Araki - Musée Guimet - Paris - du 13/04 au 05/09/2016 - Compte-rendu de visite

A TOMBEAU OUVERT
Le Musée Guimet présente la carrière d’Araki dans un superbe écrin.

« J'aime tes yeux d'ombre
Et de clarté, beaux
Comme des tombeaux »
Pour E… - Paul Verlaine
 


L’exposition Araki au Musée Guimet retrace cinquante années de carrière du photographe au travers de quatre cent photographies.
Nobuyoshi Araki est une figure incontournable de la photographie contemporaine japonaise. Je me souviens avoir découvert Araki avec sa série « Lucky hole », une immense collection de prises de vue réalisées au début des années quatre-vingt dans les bars très chauds du quartier de Shinjuku à Tokyo. Je n’avais pas été marqué par ce travail, juste intrigué. Plus récemment j’ai découvert les photographies en couleur de l’artiste. Entre femmes ligotées et fleurs fanées, Araki a su captivé mon attention. La présente exposition est l’occasion de faire le point sur l’œuvre du photographe.


Le Musée Guimet a dû faire un immense travail de choix. Nobuyoshi Araki a tout du photographe compulsif. « Prendre des photographies est aussi naturel pour moi que respirer. La photo c’est la vie » a-t-il déclaré. A 75 ans, l’homme a réalisé plus d’un million de clichés. Une somme immense, imprésentable. Pour retracer une telle carrière il faut trier et décider. Par exemple le choix est fait de ne pas présenter les clichés les plus sulfureux. Exit donc la série « Lucky Hole » et ses hôtesses de bars de passe. Un avertissement prévient cependant les familles du caractère dérangeant de certains clichés exposés. Un autre choix décisif est de couvrir toute la durée de la carrière d’Araki, de 1965 à 2015. Nous sommes face au résumé d’une carrière qui s’achève par une représentation par l’artiste de son propre tombeau.
Les photographies étant interdites à l’intérieur de l’exposition, je me plie à cette règle en vous narrant ce que j’ai vu sans avoir dégainé l’appareil Sony de ma poche.
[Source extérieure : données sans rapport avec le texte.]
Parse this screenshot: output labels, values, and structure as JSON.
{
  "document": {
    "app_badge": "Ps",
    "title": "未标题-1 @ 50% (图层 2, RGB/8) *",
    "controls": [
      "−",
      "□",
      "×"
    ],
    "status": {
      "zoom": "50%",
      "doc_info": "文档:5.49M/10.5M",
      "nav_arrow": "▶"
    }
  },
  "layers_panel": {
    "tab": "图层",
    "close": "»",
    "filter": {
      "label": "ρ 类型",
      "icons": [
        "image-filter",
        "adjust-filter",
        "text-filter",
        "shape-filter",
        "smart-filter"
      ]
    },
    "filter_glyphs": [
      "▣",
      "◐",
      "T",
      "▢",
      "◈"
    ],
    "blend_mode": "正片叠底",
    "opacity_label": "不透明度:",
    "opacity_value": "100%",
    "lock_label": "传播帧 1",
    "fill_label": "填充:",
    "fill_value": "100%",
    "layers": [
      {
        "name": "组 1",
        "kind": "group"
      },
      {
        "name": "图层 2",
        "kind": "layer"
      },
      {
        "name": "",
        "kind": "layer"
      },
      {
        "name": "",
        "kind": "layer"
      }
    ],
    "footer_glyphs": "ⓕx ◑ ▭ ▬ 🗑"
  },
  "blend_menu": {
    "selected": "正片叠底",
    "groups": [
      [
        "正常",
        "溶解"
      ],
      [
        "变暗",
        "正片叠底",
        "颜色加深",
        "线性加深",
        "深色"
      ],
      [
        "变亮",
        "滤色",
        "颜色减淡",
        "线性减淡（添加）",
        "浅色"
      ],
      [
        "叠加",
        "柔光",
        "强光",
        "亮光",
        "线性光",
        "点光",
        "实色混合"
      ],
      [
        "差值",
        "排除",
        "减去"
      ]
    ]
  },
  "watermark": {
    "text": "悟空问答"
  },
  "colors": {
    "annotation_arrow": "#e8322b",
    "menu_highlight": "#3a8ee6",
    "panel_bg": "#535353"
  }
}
La première salle présente de manière presque exhaustive les livres publiés par Araki au cours de sa carrière. En marchant le long de ces plus de quatre cent ouvrages, on prend pleinement conscience de la production phénoménale d’Araki. L’œuvre est du domaine de l’inclassable. Je réalise d’ailleurs que les deux ouvrages que je possède d’Araki présentent les photographies sans titre ni date (Araki fait parfois apparaître la date directement sur les clichés).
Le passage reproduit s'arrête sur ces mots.